Dosya kapsamına göre, ... tarafından düzenlenen 2001 ve 2002 yılları muhtelif aylarına ilişkin ... oğlu, 1940 ... doğumlu ... adına düzenlenen müstahsil makbuzlarının sunulduğu, ... İlçe ...us Müdürlüğü tarafından ilçe merkez ve köylerinde 1940 ... doğumlu ... adında bir kişinin kaydına rastlanmadığının bildirildiği, davacının Kuruma kayıt ve tescilinin bulunmadığı, yargılama devam ederken geriye dönük tescil talebine ilişkin yapılan başvuruya istinaden 01.10.2008 tarihinden geçerli olmak üzere tescili sağlanmış ise de, davacının nüfus bilgileri ile tevkifat kesintilerine ait müstahsil makbuzlarındaki kimlik bilgileri uyumlu olmadığından tescil tarihi itibariyle dosyasının iptal edildiğinin bildirildiği anlaşılmaktadır.

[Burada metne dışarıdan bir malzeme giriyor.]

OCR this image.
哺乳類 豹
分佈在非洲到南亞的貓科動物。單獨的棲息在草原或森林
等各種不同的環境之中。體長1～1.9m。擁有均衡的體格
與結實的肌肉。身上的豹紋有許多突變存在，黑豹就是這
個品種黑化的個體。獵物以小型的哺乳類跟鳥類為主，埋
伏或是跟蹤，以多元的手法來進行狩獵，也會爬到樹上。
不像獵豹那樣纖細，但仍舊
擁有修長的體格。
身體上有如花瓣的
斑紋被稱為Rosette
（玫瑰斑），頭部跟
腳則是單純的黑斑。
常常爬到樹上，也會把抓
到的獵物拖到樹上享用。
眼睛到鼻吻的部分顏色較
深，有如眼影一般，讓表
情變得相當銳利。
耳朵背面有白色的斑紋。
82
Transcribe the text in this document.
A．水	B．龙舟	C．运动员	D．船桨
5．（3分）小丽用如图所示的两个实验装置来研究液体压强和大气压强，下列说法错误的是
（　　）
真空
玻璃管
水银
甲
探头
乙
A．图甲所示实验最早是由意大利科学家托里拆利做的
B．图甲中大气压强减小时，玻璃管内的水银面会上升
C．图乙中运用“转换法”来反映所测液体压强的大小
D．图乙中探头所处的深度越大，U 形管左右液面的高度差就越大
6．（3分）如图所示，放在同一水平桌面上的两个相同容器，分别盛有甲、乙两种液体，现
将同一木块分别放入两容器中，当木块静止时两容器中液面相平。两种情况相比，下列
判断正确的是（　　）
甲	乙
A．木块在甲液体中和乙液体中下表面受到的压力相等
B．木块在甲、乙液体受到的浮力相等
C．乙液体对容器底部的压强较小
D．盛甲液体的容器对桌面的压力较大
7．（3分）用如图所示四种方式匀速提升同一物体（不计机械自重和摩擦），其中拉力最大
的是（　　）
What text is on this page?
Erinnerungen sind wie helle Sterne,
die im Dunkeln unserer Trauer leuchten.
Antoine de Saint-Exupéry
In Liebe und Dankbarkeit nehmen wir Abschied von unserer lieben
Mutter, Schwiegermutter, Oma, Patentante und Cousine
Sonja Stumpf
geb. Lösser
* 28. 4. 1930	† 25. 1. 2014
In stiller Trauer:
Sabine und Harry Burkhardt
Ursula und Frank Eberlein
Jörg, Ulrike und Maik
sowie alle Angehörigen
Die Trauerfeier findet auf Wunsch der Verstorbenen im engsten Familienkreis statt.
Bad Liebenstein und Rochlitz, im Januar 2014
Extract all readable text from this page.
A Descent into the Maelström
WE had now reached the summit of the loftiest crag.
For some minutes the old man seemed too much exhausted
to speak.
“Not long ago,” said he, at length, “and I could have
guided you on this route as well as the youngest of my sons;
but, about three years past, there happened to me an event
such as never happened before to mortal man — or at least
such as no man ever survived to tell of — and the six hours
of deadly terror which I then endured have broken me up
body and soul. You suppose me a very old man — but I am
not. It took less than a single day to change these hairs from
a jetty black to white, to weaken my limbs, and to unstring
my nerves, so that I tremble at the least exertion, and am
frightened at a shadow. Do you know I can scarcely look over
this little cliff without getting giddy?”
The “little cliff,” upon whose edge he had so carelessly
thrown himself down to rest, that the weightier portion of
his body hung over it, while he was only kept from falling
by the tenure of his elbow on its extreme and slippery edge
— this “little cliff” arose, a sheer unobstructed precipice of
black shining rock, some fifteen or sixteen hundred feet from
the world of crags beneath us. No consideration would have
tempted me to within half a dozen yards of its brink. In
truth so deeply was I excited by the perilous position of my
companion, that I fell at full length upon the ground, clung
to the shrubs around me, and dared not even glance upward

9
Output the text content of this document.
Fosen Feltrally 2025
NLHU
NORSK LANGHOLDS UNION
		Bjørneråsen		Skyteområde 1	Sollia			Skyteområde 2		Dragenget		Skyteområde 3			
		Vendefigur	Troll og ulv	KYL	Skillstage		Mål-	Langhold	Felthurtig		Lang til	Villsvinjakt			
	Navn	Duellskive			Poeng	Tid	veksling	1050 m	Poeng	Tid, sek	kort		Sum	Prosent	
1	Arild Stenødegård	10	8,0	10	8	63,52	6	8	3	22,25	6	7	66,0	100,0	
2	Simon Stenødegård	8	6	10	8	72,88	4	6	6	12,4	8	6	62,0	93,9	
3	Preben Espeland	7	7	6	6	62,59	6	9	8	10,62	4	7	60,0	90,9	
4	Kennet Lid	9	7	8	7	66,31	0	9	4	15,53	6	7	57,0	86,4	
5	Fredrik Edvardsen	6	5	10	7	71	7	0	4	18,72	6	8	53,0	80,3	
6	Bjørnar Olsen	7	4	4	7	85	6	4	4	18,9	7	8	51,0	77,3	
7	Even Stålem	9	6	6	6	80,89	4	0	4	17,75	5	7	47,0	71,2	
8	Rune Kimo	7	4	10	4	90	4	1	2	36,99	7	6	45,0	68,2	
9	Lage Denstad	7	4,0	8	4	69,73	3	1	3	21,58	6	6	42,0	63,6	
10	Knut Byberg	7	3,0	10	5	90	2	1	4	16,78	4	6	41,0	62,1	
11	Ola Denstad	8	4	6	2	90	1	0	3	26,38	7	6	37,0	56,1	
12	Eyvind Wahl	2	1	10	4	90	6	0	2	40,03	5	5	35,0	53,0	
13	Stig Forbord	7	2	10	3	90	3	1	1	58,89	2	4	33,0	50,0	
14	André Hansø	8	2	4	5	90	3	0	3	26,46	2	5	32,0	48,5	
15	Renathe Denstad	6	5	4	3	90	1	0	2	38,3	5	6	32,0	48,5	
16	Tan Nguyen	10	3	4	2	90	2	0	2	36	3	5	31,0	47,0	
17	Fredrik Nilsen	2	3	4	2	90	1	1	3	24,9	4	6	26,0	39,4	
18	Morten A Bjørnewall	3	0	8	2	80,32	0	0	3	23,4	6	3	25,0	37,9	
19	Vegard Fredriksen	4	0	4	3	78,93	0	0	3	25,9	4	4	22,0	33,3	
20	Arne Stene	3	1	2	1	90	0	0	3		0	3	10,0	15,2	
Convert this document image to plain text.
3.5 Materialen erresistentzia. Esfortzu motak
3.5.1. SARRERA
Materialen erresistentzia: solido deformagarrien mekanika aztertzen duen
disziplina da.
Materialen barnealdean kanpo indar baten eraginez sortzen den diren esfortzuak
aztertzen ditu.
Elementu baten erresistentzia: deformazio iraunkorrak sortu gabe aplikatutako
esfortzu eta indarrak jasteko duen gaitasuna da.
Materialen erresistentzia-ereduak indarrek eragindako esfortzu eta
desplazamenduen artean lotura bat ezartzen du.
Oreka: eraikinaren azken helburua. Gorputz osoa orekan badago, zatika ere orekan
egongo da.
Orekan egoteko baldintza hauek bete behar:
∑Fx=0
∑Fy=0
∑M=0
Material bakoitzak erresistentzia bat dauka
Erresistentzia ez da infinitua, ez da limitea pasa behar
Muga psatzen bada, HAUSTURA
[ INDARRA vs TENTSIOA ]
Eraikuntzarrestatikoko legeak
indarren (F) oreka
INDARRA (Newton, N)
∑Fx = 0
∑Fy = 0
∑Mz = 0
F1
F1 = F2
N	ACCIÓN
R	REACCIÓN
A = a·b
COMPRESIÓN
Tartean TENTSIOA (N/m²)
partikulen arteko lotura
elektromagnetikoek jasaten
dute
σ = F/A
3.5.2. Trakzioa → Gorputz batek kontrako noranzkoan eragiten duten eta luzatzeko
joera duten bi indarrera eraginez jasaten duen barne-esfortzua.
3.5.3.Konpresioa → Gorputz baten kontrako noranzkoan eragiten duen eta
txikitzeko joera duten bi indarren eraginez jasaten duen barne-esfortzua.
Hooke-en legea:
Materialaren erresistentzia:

Yukarıda yapılan açıklamalar ışığında, Kurum tarafından 01.10.2008 tarihinden itibaren sağlanan sigortalılık tescilinin tevkifatlarda yer alan nüfus bilgilerinin uyumlu olmadığından bahisle iptal edilmiş ise de, Mahkemece, yapılan yargılama sonucu, Kurumun iptal gerekçesinin aksine, dosya kapsamına sunulan tavkifatların davacıya aidiyetinin benimsenmesi karşısında, isteme konu edilen 01.10.2008-20.05.2011 tarihleri arasında kalan dönemin de kabulüne karar verilmesi gerekirken, yanılgılı değerlendirme sonucu yazılı şekilde hüküm kurulması, usul ve yasaya aykırı olup, bozma nedenidir.
O halde, davalı Kurum avukatının bu yönleri amaçlayan temyiz itirazları kabul edilmeli ve hüküm bozulmalıdır.
SONUÇ: Temyiz edilen hükmün yukarıda açıklanan nedenlerle BOZULMASINA, 08.02.2016 gününde oy birliğiyle karar verildi.